How is the platform device not the same thing that was passed to your
probe function?
>
> Oliver
> /*
> * Copyright (c) 2013 Oliver Schinagl
> * http://www.linux-sunxi.org
> *
> * Oliver Schinagl <oliver@...inagl.nl>
> *
> * This program is free software; you can redistribute it and/or modify
> * it under the terms of the GNU General Public License as published by
> * the Free Software Foundation; either version 2 of the License, or
> * (at your option) any later version.
> *
> * This program is distributed in the hope that it will be useful,
> * but WITHOUT ANY WARRANTY; without even the implied warranty of
> * MERCHANTABILITY or FITNESS FOR A PARTICULAR PURPOSE. See the
> * GNU General Public License for more details.
> *
> * This driver exposes the Allwinner security ID, a 128 bit eeprom, in byte
> * sized chunks.
> */
>
> #include <linux/compiler.h>
> #include <linux/device.h>
> #include <linux/err.h>
> #include <linux/export.h>
> #include <linux/fs.h>
> #include <linux/init.h>
> #include <linux/io.h>
> #include <linux/kernel.h>
> #include <linux/kobject.h>
> #include <linux/module.h>
> #include <linux/platform_device.h>
> #include <linux/random.h>
> #include <linux/sysfs.h>
> #include <linux/types.h>
>
> #define DRV_NAME "sunxi-sid"
>
> /* There are 4 32-bit keys */
> #define SID_KEYS 4
> /* Each key is 4 bytes long */
> #define SID_SIZE (SID_KEYS * 4)
>
> /* We read the entire key, due to a 32 bit read alignment requirement.
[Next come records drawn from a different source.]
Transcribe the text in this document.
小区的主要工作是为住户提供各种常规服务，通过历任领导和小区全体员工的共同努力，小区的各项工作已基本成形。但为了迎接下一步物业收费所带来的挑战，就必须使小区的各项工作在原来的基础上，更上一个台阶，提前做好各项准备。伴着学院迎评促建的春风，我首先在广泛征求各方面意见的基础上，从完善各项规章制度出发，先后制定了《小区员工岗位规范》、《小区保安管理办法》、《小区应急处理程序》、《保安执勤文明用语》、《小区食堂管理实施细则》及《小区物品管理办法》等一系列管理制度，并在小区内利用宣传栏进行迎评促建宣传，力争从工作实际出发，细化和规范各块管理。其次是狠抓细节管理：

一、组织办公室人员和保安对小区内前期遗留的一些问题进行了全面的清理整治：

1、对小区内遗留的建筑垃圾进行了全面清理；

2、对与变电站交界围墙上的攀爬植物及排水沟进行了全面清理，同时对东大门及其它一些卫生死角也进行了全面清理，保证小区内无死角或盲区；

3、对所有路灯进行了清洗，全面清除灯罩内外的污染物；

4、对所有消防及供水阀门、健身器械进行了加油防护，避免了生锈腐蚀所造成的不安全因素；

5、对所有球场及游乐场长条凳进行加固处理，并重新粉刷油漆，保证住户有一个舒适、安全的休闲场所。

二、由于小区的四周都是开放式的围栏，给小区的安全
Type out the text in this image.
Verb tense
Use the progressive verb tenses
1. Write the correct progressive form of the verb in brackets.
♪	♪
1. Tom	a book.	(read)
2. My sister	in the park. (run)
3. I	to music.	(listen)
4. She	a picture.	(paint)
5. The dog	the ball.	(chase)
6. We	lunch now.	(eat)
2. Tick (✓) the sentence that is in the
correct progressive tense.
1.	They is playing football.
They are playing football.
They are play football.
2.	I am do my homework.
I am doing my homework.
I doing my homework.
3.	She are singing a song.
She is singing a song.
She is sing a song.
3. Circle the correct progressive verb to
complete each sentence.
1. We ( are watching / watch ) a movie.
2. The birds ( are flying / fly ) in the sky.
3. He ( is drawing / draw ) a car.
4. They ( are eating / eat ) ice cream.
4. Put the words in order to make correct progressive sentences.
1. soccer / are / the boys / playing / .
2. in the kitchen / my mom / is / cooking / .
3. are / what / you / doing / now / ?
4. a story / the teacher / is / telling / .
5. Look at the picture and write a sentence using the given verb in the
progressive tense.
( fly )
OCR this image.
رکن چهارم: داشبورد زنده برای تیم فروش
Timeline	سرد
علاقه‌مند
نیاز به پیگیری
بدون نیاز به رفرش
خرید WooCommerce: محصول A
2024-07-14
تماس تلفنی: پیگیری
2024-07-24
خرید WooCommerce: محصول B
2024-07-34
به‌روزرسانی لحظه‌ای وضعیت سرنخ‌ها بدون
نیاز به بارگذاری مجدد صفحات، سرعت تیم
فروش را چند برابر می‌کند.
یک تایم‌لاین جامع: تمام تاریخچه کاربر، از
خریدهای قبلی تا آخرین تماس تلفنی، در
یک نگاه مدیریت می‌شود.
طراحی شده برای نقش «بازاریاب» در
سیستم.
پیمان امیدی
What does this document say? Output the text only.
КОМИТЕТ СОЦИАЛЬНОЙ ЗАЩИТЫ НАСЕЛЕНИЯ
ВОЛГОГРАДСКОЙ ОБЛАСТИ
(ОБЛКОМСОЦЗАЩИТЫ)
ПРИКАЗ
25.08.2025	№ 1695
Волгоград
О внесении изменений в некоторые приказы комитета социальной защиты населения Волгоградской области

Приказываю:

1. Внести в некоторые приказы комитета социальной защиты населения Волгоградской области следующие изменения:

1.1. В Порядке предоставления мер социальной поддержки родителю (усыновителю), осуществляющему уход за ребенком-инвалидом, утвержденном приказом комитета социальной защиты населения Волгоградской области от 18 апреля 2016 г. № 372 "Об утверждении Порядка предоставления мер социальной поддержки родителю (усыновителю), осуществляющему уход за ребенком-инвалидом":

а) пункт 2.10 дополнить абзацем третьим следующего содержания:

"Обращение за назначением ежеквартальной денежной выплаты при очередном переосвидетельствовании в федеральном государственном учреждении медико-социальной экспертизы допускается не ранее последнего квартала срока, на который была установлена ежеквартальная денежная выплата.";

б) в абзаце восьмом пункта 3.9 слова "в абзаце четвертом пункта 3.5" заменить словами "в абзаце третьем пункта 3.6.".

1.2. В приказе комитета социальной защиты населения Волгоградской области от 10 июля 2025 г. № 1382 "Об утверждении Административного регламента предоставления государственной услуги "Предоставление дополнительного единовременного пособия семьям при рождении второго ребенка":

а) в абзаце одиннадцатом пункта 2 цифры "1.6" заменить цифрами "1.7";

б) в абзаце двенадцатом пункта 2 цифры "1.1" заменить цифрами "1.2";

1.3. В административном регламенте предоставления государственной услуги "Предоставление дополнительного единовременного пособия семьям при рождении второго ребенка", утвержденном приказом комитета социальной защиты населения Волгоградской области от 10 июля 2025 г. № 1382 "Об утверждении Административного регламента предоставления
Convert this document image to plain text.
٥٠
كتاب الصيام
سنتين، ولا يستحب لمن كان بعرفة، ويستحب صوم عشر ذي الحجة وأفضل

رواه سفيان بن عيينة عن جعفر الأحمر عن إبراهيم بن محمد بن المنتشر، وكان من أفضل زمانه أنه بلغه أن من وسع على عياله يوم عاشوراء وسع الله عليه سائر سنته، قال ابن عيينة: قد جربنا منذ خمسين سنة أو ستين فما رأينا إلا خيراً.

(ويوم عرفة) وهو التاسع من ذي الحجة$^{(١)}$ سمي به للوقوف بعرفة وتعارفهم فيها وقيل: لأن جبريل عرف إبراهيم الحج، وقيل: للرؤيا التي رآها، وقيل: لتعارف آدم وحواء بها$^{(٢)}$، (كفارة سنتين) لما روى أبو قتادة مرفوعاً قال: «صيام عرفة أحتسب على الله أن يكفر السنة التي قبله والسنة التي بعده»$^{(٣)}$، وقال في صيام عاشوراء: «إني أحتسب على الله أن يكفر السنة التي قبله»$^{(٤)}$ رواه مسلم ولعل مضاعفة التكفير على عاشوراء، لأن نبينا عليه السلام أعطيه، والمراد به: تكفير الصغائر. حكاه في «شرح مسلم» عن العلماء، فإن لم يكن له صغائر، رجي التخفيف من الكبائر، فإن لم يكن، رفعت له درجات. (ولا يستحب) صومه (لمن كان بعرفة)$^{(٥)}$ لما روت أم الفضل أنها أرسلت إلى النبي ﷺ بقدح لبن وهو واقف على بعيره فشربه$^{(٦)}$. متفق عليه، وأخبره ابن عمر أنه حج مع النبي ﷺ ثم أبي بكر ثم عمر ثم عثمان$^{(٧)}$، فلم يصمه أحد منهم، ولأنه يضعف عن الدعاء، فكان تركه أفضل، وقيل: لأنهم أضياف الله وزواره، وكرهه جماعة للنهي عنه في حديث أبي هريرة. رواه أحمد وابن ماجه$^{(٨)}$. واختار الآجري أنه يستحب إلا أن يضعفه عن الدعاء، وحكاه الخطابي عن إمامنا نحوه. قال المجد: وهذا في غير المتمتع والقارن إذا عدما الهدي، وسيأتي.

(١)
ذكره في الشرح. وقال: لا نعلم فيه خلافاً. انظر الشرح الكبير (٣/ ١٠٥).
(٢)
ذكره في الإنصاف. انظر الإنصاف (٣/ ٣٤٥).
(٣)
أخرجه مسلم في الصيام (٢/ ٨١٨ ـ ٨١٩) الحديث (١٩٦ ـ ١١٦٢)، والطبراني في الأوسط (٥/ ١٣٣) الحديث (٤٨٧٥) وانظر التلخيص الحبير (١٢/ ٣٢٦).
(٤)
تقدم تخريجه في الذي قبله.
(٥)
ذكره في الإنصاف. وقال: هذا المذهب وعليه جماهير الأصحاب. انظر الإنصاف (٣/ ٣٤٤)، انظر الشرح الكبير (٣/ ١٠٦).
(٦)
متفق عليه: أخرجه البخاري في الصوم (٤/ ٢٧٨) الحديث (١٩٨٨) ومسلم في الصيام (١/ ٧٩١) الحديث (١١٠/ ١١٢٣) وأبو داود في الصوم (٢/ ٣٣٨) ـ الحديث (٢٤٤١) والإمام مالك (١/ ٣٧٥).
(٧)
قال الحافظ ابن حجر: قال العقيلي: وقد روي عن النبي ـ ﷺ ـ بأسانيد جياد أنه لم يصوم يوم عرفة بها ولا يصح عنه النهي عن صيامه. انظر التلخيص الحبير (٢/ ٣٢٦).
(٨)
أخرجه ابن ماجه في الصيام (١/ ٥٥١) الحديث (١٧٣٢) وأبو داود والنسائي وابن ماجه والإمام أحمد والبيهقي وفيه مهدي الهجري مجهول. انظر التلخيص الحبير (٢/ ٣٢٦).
Since we
> * want to return the requested byte, this resuls in somewhat slower code and
> * uses 4 times more reads as needed but keeps code simpler. Since the SID is
> * only very rarly probed, this is not really an issue.
> */
> static u8 sunxi_sid_read_byte(const void __iomem *sid_reg_base,
> const unsigned int offset)
> {
> u32 sid_key;
>
> if (offset >= SID_SIZE)
> return 0;
>
> sid_key = ioread32be(sid_reg_base + round_down(offset, 4));
> sid_key >>= (offset % 4) * 8;
>
> return sid_key; /* Only return the last byte */
> }
>
> static ssize_t eeprom_read(struct file *fd, struct kobject *kobj,
> struct bin_attribute *attr, char *buf,
> loff_t pos, size_t size)
> {
> struct platform_device *pdev;
> void __iomem *sid_reg_base;
> int i;
>
> pdev = to_platform_device(kobj_to_dev(kobj));
> sid_reg_base = (void __iomem *)platform_get_drvdata(pdev);
Great, isn't that what you need?
> printk("0x%x, 0x%x 0x%x 0x%x\n", kobj, kobj_to_dev(kobj), pdev, sid_reg_base);
>
> if (pos < 0 || pos >= SID_SIZE)
> return 0;
> if (size > SID_SIZE - pos)
> size = SID_SIZE - pos;
>
> for (i = 0; i < size; i++)
> buf[i] = sunxi_sid_read_byte(sid_reg_base, pos + i);
>
> return i;
> }
What are you missing in this function that you have in your probe
function?
This driver looks fine, what is not working properly?